Councillor Lynda Harford said the council should seek compensation from utility companies.

She asked: “Do we not have any recourse to claiming compensatory contribution to additional costs incurred when utilities companies haven’t accurately advised the existence of their installations and these are subsequently found to provide costly obstacles to construction?”

She said the county council should be “much more robust in claiming compensation from organisations that cause it such huge additional costs”.

“This happens so frequently,” she said, adding “I really do think that this is something that we have really got to get to grips with”.

Committee chairman, Cllr Ian Bates said that work is underway to look at how the council estimates costs and risks, including in its dealings with utilities companies.
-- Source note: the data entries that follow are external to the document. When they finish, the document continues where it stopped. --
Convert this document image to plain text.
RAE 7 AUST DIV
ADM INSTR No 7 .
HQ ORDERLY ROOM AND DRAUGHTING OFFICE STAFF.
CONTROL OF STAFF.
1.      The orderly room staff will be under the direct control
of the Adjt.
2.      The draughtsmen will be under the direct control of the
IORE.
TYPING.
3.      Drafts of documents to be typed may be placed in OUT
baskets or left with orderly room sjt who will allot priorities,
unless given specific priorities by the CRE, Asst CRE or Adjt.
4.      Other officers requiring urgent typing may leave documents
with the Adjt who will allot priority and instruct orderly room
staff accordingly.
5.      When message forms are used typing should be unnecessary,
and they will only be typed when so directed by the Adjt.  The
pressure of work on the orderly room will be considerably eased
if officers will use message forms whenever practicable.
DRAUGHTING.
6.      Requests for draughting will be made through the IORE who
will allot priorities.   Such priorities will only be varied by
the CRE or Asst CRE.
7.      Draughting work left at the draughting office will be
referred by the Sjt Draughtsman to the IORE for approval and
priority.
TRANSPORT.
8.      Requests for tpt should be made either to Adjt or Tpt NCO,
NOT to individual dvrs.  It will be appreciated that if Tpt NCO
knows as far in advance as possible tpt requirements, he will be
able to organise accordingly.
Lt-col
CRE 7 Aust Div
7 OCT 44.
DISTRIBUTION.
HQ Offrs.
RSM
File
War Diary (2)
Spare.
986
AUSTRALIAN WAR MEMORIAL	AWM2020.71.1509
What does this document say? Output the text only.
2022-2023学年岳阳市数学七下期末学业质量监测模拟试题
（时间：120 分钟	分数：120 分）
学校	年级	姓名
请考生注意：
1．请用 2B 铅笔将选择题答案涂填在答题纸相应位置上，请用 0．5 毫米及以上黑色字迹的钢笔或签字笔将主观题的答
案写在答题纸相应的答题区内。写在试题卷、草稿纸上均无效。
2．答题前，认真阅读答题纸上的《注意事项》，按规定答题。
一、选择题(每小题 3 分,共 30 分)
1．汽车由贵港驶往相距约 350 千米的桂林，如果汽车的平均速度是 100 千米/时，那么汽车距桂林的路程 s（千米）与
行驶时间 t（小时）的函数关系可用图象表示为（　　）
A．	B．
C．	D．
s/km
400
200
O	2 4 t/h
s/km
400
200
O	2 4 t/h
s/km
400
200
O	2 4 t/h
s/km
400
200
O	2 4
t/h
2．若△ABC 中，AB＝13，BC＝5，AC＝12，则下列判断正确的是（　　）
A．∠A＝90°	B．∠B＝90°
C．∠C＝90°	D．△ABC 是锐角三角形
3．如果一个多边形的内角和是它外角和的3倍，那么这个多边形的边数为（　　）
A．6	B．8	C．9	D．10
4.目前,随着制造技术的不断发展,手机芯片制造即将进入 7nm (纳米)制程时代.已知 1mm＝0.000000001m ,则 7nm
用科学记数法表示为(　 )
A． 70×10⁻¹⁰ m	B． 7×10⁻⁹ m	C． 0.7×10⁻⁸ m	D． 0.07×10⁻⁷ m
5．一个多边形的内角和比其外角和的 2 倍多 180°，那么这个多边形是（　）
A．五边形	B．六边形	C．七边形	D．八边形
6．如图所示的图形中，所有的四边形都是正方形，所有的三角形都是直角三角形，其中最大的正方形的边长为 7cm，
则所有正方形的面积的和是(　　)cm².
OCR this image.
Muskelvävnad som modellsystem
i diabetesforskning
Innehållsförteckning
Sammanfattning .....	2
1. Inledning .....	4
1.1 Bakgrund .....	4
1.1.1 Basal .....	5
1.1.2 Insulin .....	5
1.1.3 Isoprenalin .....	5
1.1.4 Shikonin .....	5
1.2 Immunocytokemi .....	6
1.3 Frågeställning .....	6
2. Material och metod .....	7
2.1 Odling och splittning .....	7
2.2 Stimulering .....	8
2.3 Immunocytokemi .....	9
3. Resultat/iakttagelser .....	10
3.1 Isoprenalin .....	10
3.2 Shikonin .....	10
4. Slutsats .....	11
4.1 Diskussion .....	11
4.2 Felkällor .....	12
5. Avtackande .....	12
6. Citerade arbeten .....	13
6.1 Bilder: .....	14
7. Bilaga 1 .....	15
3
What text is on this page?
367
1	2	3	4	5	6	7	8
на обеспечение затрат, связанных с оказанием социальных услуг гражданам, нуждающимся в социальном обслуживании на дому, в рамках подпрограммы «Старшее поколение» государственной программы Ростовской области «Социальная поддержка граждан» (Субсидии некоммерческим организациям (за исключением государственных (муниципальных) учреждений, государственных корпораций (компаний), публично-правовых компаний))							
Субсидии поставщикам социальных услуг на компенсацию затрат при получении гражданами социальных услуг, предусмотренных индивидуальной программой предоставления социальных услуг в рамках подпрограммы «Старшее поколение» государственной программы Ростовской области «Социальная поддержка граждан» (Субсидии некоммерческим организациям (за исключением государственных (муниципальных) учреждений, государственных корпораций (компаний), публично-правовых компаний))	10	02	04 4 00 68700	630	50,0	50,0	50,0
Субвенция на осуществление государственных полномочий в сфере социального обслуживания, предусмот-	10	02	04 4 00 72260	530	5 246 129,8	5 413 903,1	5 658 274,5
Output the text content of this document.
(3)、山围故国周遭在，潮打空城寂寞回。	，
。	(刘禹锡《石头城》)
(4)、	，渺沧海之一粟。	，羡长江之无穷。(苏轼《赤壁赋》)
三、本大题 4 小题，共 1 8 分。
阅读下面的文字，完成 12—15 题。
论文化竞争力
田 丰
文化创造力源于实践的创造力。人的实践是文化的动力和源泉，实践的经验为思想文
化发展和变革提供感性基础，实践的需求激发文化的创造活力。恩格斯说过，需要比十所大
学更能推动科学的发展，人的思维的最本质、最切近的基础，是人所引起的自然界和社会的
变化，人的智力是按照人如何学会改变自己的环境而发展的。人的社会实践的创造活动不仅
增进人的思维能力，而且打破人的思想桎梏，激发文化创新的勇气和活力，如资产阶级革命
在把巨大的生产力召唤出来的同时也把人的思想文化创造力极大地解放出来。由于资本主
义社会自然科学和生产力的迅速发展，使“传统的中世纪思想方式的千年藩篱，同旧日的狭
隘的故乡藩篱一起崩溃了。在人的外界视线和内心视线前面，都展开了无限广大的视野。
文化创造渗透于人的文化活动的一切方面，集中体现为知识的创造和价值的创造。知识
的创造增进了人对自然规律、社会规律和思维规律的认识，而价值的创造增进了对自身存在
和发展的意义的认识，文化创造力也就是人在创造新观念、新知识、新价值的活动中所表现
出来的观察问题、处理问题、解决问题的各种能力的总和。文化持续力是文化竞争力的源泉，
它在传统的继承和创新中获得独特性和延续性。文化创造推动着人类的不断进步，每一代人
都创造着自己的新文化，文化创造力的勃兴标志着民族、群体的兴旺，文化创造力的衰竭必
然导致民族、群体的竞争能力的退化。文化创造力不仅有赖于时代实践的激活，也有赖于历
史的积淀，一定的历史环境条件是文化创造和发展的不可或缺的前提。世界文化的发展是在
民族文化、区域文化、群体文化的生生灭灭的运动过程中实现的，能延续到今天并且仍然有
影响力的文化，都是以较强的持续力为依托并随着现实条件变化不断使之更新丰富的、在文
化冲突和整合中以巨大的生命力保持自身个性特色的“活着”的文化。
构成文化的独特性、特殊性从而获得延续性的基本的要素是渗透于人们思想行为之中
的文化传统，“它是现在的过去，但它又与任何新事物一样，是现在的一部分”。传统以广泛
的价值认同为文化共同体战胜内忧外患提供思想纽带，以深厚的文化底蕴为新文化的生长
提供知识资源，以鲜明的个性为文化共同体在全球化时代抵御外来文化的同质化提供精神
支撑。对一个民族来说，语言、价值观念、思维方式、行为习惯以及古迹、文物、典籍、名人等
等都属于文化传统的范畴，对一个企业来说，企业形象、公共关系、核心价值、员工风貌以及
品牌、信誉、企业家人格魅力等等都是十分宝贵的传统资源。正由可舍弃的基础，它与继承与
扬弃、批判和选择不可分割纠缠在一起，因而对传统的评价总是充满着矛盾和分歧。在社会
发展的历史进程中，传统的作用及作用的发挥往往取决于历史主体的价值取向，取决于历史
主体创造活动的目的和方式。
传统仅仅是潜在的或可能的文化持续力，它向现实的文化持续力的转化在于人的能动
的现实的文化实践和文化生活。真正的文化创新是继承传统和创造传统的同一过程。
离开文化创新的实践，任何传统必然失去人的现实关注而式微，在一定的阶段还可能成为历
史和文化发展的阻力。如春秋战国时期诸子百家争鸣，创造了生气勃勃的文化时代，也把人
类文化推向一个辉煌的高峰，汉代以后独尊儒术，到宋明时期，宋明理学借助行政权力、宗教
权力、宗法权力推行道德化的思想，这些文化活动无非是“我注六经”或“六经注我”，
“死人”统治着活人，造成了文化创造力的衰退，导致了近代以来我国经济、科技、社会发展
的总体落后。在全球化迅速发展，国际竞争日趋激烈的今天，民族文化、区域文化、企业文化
“I am in discussion with Steve Cox [the council’s director of place and economy] on the issues of how we manage project management throughout the county,” he said, adding that “we need to be better at that”.

He committed to bringing a paper addressing the concerns to the committee “at some point” following those discussions.

The service director for highways and transport, Graham Hughes, said: “There is a piece of work well underway that officers are working very closely with other colleagues across the county to do that.”

Cllr Bates also committed to completing the other projects as part of the scheme, including works to make Cherry Hinton Road safer for pedestrians and cyclists, although he did not specify where the funding would come from or give a time frame.